Communities in the Middle East region have remained less secular. Nevertheless, local and global football is tremendously popular in contemporary Middle Eastern societies, both in terms of active players and as a spectator sport. The overall research field in this project is consequently the relations between religion and football in the Middle East as two different cultural forces and movements. One assumption is that for religious movements to retain their strong cultural and political position they need to increase their efforts towards adapting football to their norms and values, in order to reach out to the hearts and minds of young Middle Easterners. Besides an overall theoretical approach, the relations between football and religion in the Middle East are being examined through empirical studies of three separate analytical fields:
- Ideological discourse on football
- Local organization of football, physical education and physical activity
- Spectator culture, including media/social media
Questions we have been dealing with in field, archival and media studies since the start in 2021, reflect this three-fold analytical approach:
Ideological or theological discourses on football may range from questions of deeper meanings of sports to more practical questions concerning suitable sports outfits. What are the main issues in religious discourses on football?
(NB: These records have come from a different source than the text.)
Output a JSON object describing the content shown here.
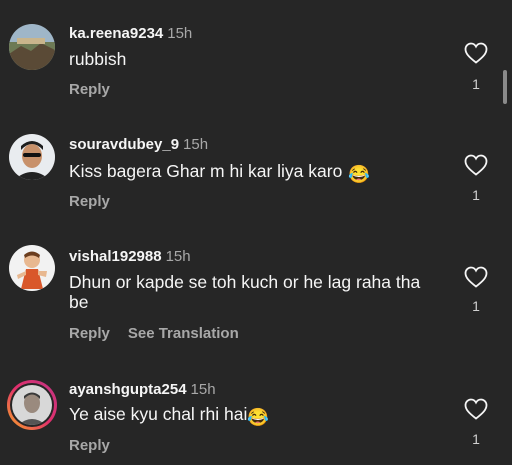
{
  "comments": [
    {
      "username": "ka.reena9234",
      "time": "15h",
      "text": "rubbish",
      "emoji": "",
      "reply": "Reply",
      "translate": "",
      "likes": "1"
    },
    {
      "username": "souravdubey_9",
      "time": "15h",
      "text": "Kiss bagera Ghar m hi kar liya karo",
      "emoji": "😂",
      "reply": "Reply",
      "translate": "",
      "likes": "1"
    },
    {
      "username": "vishal192988",
      "time": "15h",
      "text": "Dhun or kapde se toh kuch or he lag raha tha be",
      "emoji": "",
      "reply": "Reply",
      "translate": "See Translation",
      "likes": "1"
    },
    {
      "username": "ayanshgupta254",
      "time": "15h",
      "text": "Ye aise kyu chal rhi hai",
      "emoji": "😂",
      "reply": "Reply",
      "translate": "",
      "likes": "1"
    }
  ]
}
Which steps are advised from scholars or religious leaders to adjust football to religious moral codes?
Organization implies, among other things, football’s role in the upbringing and socialization of children and youth. Furthermore, the ways in which football is organized is also a question of being positioned to control and enforce religious moral norms, including dress codes and the contested field of women’s football. How is football organized in the areas studied and are there any religious dimensions and framing in the ways in which football activities are organized? Is football integrated into sports curricula at schools/madrassas, and if not, is football part of children’s everyday play?
Spectator culture, symbols and meanings of football games, are occasions for the symbolic construction of loyalties and rivalries. Moreover, football matches are moments where spectators sometimes lose themselves to uncontrolled emotional outbursts, at odds with strict religious moral norms and codes of conduct. What are the symbolic and political messages of spectators, through chants or otherwise? How is the emotional engagement of football spectators in the area of study? How does various religious groups relate to football?
To study these topics, we are applying a comparative case study approach, rooted in the interdisciplinary tradition of area studies, yet with a strong disciplinary leaning towards social anthropology.
In my talk I’d like to take you through some of the findings so far from field studies in Morocco, Saudi Arabia and Qatar, where we did fieldwork during the FIFA World Cup in 2022, and also take you through some of the fresh contributions to a workshop we hosted on this topic in Istanbul in late November this year.